Joe Walter

Personal information
- Full name: Joseph Dorville Walter
- Date of birth: 16 August 1895
- Place of birth: Eastville, Bristol, England
- Date of death: 23 May 1995 (aged 99)
- Place of death: Bristol, England
- Height: 5 ft 7+1⁄2 in (1.71 m)
- Positions: Half back; inside forward; outside forward;

Youth career
- All Hallows
- Cliftonians

Senior career*
- Years: Team / Apps / (Gls)
- 1914–1918: Gloucestershire Regiment
- 1918–1919: Horfield United
- 1919–1922: Bristol Rovers / 117 / (8)
- 1922–1925: Huddersfield Town / 55 / (5)
- 1925–1926: Taunton United / 31 / (5)
- 1926–1928: Blackburn Rovers / 27 / (2)
- 1928–1929: Bristol Rovers / 7 / (1)
- 1929–1931: Bath City
- 1931–?: Kingswood

= Joe Walter (footballer) =

English footballer (1895–1995)

Joseph Dorville Walter (16 August 1895 – 23 May 1995) was a professional footballer who played for Bristol Rovers, Huddersfield Town, Taunton United and Bath City. He was the last surviving player to play under Herbert Chapman while at Huddersfield.
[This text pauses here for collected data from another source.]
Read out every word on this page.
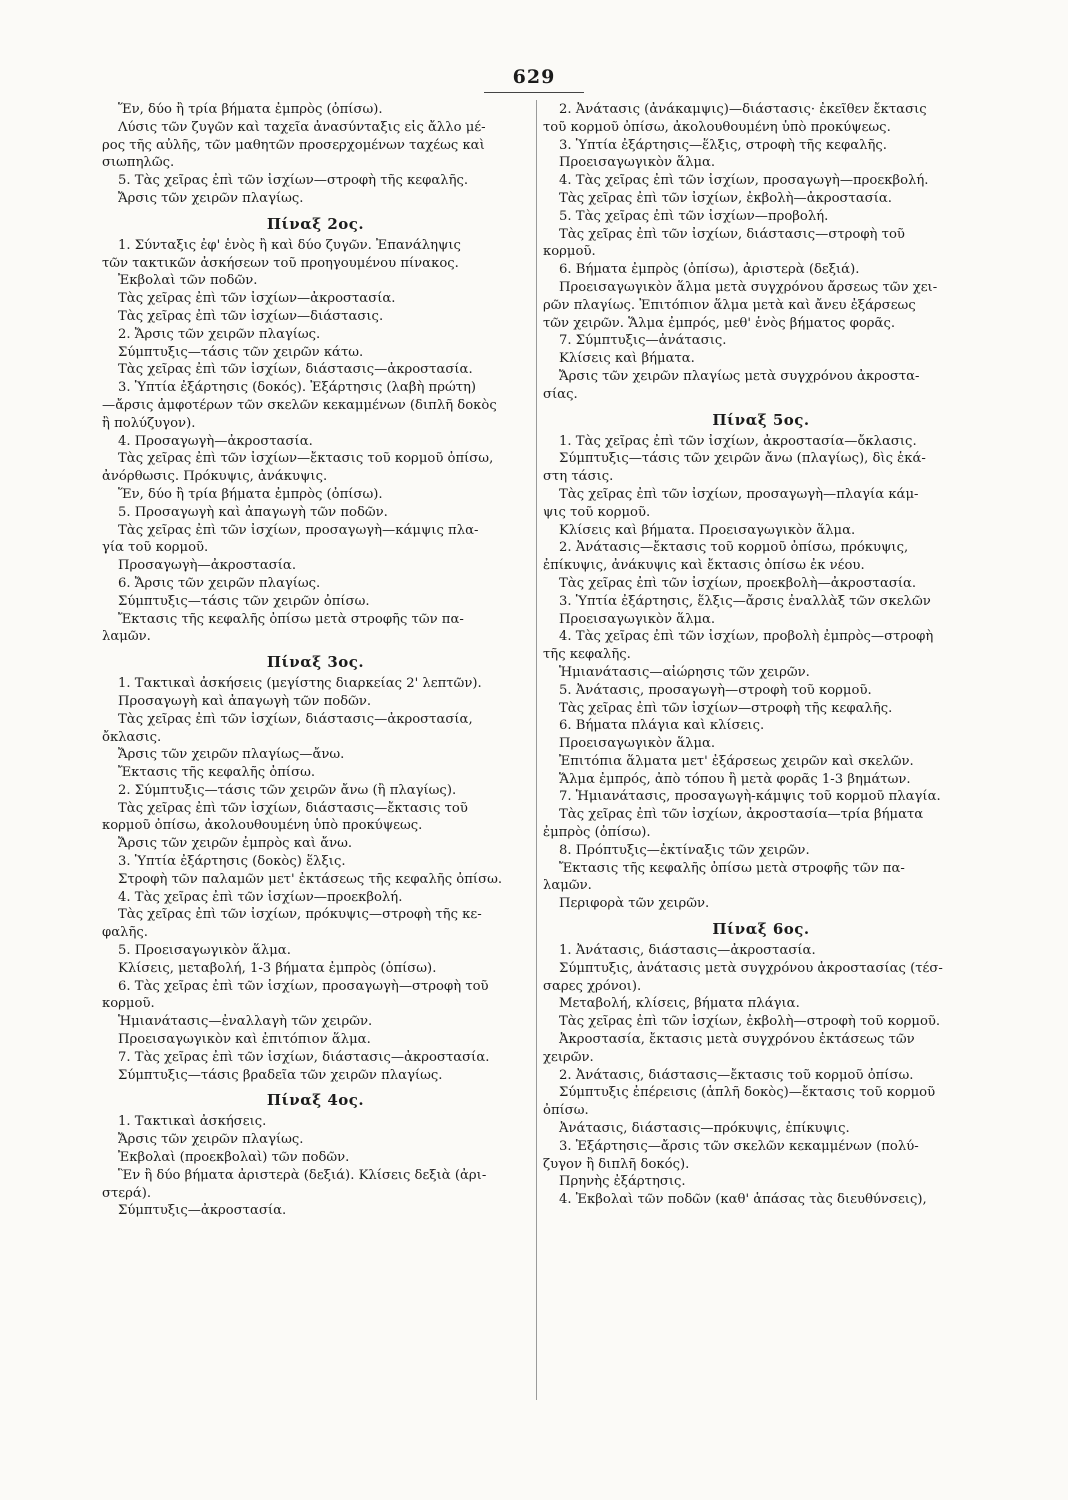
629
Ἕν, δύο ἢ τρία βήματα ἐμπρὸς (ὀπίσω).
Λύσις τῶν ζυγῶν καὶ ταχεῖα ἀνασύνταξις εἰς ἄλλο μέ-
ρος τῆς αὐλῆς, τῶν μαθητῶν προσερχομένων ταχέως καὶ
σιωπηλῶς.
5. Τὰς χεῖρας ἐπὶ τῶν ἰσχίων—στροφὴ τῆς κεφαλῆς.
Ἄρσις τῶν χειρῶν πλαγίως.
Πίναξ 2ος.
1. Σύνταξις ἐφ' ἑνὸς ἢ καὶ δύο ζυγῶν. Ἐπανάληψις
τῶν τακτικῶν ἀσκήσεων τοῦ προηγουμένου πίνακος.
Ἐκβολαὶ τῶν ποδῶν.
Τὰς χεῖρας ἐπὶ τῶν ἰσχίων—ἀκροστασία.
Τὰς χεῖρας ἐπὶ τῶν ἰσχίων—διάστασις.
2. Ἄρσις τῶν χειρῶν πλαγίως.
Σύμπτυξις—τάσις τῶν χειρῶν κάτω.
Τὰς χεῖρας ἐπὶ τῶν ἰσχίων, διάστασις—ἀκροστασία.
3. Ὑπτία ἐξάρτησις (δοκός). Ἐξάρτησις (λαβὴ πρώτη)
—ἄρσις ἀμφοτέρων τῶν σκελῶν κεκαμμένων (διπλῆ δοκὸς
ἢ πολύζυγον).
4. Προσαγωγὴ—ἀκροστασία.
Τὰς χεῖρας ἐπὶ τῶν ἰσχίων—ἔκτασις τοῦ κορμοῦ ὀπίσω,
ἀνόρθωσις. Πρόκυψις, ἀνάκυψις.
Ἕν, δύο ἢ τρία βήματα ἐμπρὸς (ὀπίσω).
5. Προσαγωγὴ καὶ ἀπαγωγὴ τῶν ποδῶν.
Τὰς χεῖρας ἐπὶ τῶν ἰσχίων, προσαγωγὴ—κάμψις πλα-
γία τοῦ κορμοῦ.
Προσαγωγὴ—ἀκροστασία.
6. Ἄρσις τῶν χειρῶν πλαγίως.
Σύμπτυξις—τάσις τῶν χειρῶν ὀπίσω.
Ἔκτασις τῆς κεφαλῆς ὀπίσω μετὰ στροφῆς τῶν πα-
λαμῶν.
Πίναξ 3ος.
1. Τακτικαὶ ἀσκήσεις (μεγίστης διαρκείας 2' λεπτῶν).
Προσαγωγὴ καὶ ἀπαγωγὴ τῶν ποδῶν.
Τὰς χεῖρας ἐπὶ τῶν ἰσχίων, διάστασις—ἀκροστασία,
ὄκλασις.
Ἄρσις τῶν χειρῶν πλαγίως—ἄνω.
Ἔκτασις τῆς κεφαλῆς ὀπίσω.
2. Σύμπτυξις—τάσις τῶν χειρῶν ἄνω (ἢ πλαγίως).
Τὰς χεῖρας ἐπὶ τῶν ἰσχίων, διάστασις—ἔκτασις τοῦ
κορμοῦ ὀπίσω, ἀκολουθουμένη ὑπὸ προκύψεως.
Ἄρσις τῶν χειρῶν ἐμπρὸς καὶ ἄνω.
3. Ὑπτία ἐξάρτησις (δοκὸς) ἕλξις.
Στροφὴ τῶν παλαμῶν μετ' ἐκτάσεως τῆς κεφαλῆς ὀπίσω.
4. Τὰς χεῖρας ἐπὶ τῶν ἰσχίων—προεκβολή.
Τὰς χεῖρας ἐπὶ τῶν ἰσχίων, πρόκυψις—στροφὴ τῆς κε-
φαλῆς.
5. Προεισαγωγικὸν ἅλμα.
Κλίσεις, μεταβολή, 1-3 βήματα ἐμπρὸς (ὀπίσω).
6. Τὰς χεῖρας ἐπὶ τῶν ἰσχίων, προσαγωγὴ—στροφὴ τοῦ
κορμοῦ.
Ἡμιανάτασις—ἐναλλαγὴ τῶν χειρῶν.
Προεισαγωγικὸν καὶ ἐπιτόπιον ἅλμα.
7. Τὰς χεῖρας ἐπὶ τῶν ἰσχίων, διάστασις—ἀκροστασία.
Σύμπτυξις—τάσις βραδεῖα τῶν χειρῶν πλαγίως.
Πίναξ 4ος.
1. Τακτικαὶ ἀσκήσεις.
Ἄρσις τῶν χειρῶν πλαγίως.
Ἐκβολαὶ (προεκβολαὶ) τῶν ποδῶν.
Ἓν ἢ δύο βήματα ἀριστερὰ (δεξιά). Κλίσεις δεξιὰ (ἀρι-
στερά).
Σύμπτυξις—ἀκροστασία.
2. Ἀνάτασις (ἀνάκαμψις)—διάστασις· ἐκεῖθεν ἔκτασις
τοῦ κορμοῦ ὀπίσω, ἀκολουθουμένη ὑπὸ προκύψεως.
3. Ὑπτία ἐξάρτησις—ἕλξις, στροφὴ τῆς κεφαλῆς.
Προεισαγωγικὸν ἅλμα.
4. Τὰς χεῖρας ἐπὶ τῶν ἰσχίων, προσαγωγὴ—προεκβολή.
Τὰς χεῖρας ἐπὶ τῶν ἰσχίων, ἐκβολὴ—ἀκροστασία.
5. Τὰς χεῖρας ἐπὶ τῶν ἰσχίων—προβολή.
Τὰς χεῖρας ἐπὶ τῶν ἰσχίων, διάστασις—στροφὴ τοῦ
κορμοῦ.
6. Βήματα ἐμπρὸς (ὀπίσω), ἀριστερὰ (δεξιά).
Προεισαγωγικὸν ἅλμα μετὰ συγχρόνου ἄρσεως τῶν χει-
ρῶν πλαγίως. Ἐπιτόπιον ἅλμα μετὰ καὶ ἄνευ ἐξάρσεως
τῶν χειρῶν. Ἅλμα ἐμπρός, μεθ' ἑνὸς βήματος φορᾶς.
7. Σύμπτυξις—ἀνάτασις.
Κλίσεις καὶ βήματα.
Ἄρσις τῶν χειρῶν πλαγίως μετὰ συγχρόνου ἀκροστα-
σίας.
Πίναξ 5ος.
1. Τὰς χεῖρας ἐπὶ τῶν ἰσχίων, ἀκροστασία—ὄκλασις.
Σύμπτυξις—τάσις τῶν χειρῶν ἄνω (πλαγίως), δὶς ἑκά-
στη τάσις.
Τὰς χεῖρας ἐπὶ τῶν ἰσχίων, προσαγωγὴ—πλαγία κάμ-
ψις τοῦ κορμοῦ.
Κλίσεις καὶ βήματα. Προεισαγωγικὸν ἅλμα.
2. Ἀνάτασις—ἔκτασις τοῦ κορμοῦ ὀπίσω, πρόκυψις,
ἐπίκυψις, ἀνάκυψις καὶ ἔκτασις ὀπίσω ἐκ νέου.
Τὰς χεῖρας ἐπὶ τῶν ἰσχίων, προεκβολὴ—ἀκροστασία.
3. Ὑπτία ἐξάρτησις, ἕλξις—ἄρσις ἐναλλὰξ τῶν σκελῶν
Προεισαγωγικὸν ἅλμα.
4. Τὰς χεῖρας ἐπὶ τῶν ἰσχίων, προβολὴ ἐμπρὸς—στροφὴ
τῆς κεφαλῆς.
Ἡμιανάτασις—αἰώρησις τῶν χειρῶν.
5. Ἀνάτασις, προσαγωγὴ—στροφὴ τοῦ κορμοῦ.
Τὰς χεῖρας ἐπὶ τῶν ἰσχίων—στροφὴ τῆς κεφαλῆς.
6. Βήματα πλάγια καὶ κλίσεις.
Προεισαγωγικὸν ἅλμα.
Ἐπιτόπια ἅλματα μετ' ἐξάρσεως χειρῶν καὶ σκελῶν.
Ἅλμα ἐμπρός, ἀπὸ τόπου ἢ μετὰ φορᾶς 1-3 βημάτων.
7. Ἡμιανάτασις, προσαγωγὴ-κάμψις τοῦ κορμοῦ πλαγία.
Τὰς χεῖρας ἐπὶ τῶν ἰσχίων, ἀκροστασία—τρία βήματα
ἐμπρὸς (ὀπίσω).
8. Πρόπτυξις—ἐκτίναξις τῶν χειρῶν.
Ἔκτασις τῆς κεφαλῆς ὀπίσω μετὰ στροφῆς τῶν πα-
λαμῶν.
Περιφορὰ τῶν χειρῶν.
Πίναξ 6ος.
1. Ἀνάτασις, διάστασις—ἀκροστασία.
Σύμπτυξις, ἀνάτασις μετὰ συγχρόνου ἀκροστασίας (τέσ-
σαρες χρόνοι).
Μεταβολή, κλίσεις, βήματα πλάγια.
Τὰς χεῖρας ἐπὶ τῶν ἰσχίων, ἐκβολὴ—στροφὴ τοῦ κορμοῦ.
Ἀκροστασία, ἔκτασις μετὰ συγχρόνου ἐκτάσεως τῶν
χειρῶν.
2. Ἀνάτασις, διάστασις—ἔκτασις τοῦ κορμοῦ ὀπίσω.
Σύμπτυξις ἐπέρεισις (ἁπλῆ δοκὸς)—ἔκτασις τοῦ κορμοῦ
ὀπίσω.
Ἀνάτασις, διάστασις—πρόκυψις, ἐπίκυψις.
3. Ἐξάρτησις—ἄρσις τῶν σκελῶν κεκαμμένων (πολύ-
ζυγον ἢ διπλῆ δοκός).
Πρηνὴς ἐξάρτησις.
4. Ἐκβολαὶ τῶν ποδῶν (καθ' ἁπάσας τὰς διευθύνσεις),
Walter's early footballing experience came while serving in the Gloucestershire Regiment during the First World War, when he represented the Third Battalion of the Glorious Glosters, before joining Horfield United in the Horfield area of his home city of Bristol. After a year playing in the Bristol and Suburban Association Football League, he joined his first professional team in 1919 when he signed for Bristol Rovers.

Later in life he worked as a groundsman, firstly for the Bristol Co-Operative Society, before taking responsibility for Bristol City's Ashton Gate pitch in 1955. He was later appointed as an assistant coach at his former club, Bristol Rovers, in 1960 when he was aged 65.

In Huddersfield's final game at Leeds Road, against Blackpool on 30 April 1994, he was the guest of honour. He was also present for Town's visit to Bristol Rovers' Twerton Park.

==Death==
On 23 May 1995, less than three months before what would have been his 100th birthday, Walter died in his sleep. His funeral was attended by the entire Huddersfield Town squad and their then manager Neil Warnock.